ArithmeticException thrown in Java

Question

In Java, (Number/0) throws an ArithmeticException while (Number/0.0) = Infinity. Why does this happen?

Answer 1

Because IEEE-754 floating point numbers have a representation for infinity, whereas integers don't.

In other words, every bit pattern in int represents a normal integer; floating point values are rather more complicated with +/- infinity, "not a number" (NaN) values, normalized values, subnormal values etc.

Answer 2

From here

The IEEE floating-point standard, supported by almost all modern processors, specifies that every floating point arithmetic operation, including division by zero, has a well-defined result.

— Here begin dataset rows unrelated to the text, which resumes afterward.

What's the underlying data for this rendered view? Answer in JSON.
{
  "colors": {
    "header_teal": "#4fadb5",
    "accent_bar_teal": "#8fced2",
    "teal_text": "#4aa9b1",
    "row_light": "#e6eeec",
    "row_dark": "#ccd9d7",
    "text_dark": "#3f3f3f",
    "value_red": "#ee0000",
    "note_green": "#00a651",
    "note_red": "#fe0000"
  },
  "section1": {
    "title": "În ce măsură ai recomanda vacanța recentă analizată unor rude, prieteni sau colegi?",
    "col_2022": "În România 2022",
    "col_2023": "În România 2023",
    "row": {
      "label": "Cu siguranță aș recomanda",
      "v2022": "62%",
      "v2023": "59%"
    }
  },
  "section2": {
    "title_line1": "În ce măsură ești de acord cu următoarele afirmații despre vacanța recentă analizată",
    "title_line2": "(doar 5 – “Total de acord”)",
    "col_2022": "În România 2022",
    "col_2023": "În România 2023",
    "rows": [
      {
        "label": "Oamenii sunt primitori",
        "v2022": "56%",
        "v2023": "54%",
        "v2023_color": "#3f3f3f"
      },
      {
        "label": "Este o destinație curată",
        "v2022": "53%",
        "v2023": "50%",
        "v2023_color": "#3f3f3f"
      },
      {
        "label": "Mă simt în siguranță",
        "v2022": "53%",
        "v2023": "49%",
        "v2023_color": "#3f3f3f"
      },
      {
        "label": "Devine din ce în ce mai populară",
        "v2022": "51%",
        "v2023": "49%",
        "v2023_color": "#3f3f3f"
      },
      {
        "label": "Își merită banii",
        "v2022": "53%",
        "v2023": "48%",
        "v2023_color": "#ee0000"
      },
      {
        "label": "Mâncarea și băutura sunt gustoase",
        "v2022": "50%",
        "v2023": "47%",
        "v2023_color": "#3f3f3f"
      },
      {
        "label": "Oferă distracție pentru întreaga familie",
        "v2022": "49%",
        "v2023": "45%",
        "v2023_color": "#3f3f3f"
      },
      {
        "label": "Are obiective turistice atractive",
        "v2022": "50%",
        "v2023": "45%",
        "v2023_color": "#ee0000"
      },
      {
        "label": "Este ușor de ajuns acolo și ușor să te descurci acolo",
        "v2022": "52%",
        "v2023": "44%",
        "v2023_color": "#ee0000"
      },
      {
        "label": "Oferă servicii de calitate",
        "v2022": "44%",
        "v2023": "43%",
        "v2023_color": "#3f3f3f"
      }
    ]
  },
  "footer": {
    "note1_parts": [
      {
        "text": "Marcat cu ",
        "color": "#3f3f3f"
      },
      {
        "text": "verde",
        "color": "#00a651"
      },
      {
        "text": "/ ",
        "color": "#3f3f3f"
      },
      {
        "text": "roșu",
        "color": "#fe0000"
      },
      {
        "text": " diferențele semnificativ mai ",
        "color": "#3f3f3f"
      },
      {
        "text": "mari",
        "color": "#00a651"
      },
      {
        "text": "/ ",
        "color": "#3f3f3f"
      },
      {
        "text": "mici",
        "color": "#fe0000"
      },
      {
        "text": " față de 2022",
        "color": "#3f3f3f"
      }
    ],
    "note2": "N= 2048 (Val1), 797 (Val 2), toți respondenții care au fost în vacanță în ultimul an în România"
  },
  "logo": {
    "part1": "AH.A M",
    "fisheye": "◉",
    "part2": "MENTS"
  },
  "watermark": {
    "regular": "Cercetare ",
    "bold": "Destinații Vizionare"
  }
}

The standard supports signed zero, as well as infinity and NaN (not a number). There are two zeroes, +0 (positive zero) and −0 (negative zero) and this removes any ambiguity when dividing. In IEEE 754 arithmetic, a ÷ +0 is positive infinity when a is positive, negative infinity when a is negative, and NaN when a = ±0. The infinity signs change when dividing by −0 instead.

Integer division by zero is usually handled differently from floating point since there is no integer representation for the result. Some processors generate an exception when an attempt is made to divide an integer by zero, although others will simply continue and generate an incorrect result for the division. The result depends on how division is implemented, and can either be zero, or sometimes the largest possible integer.

Answer 3

Also you can check the JLS which says:

15.17.2 Division Operator
On the other hand, if the value of the divisor in an integer division is 0, then an ArithmeticException is thrown.

The result of a floating-point division is determined by the specification of IEEE arithmetic: If the result is not NaN, the sign of the result is positive if both operands have the same sign, negative if the operands have different signs.
Division of a nonzero finite value by a zero results in a signed infinity. The sign is determined by the rule stated above.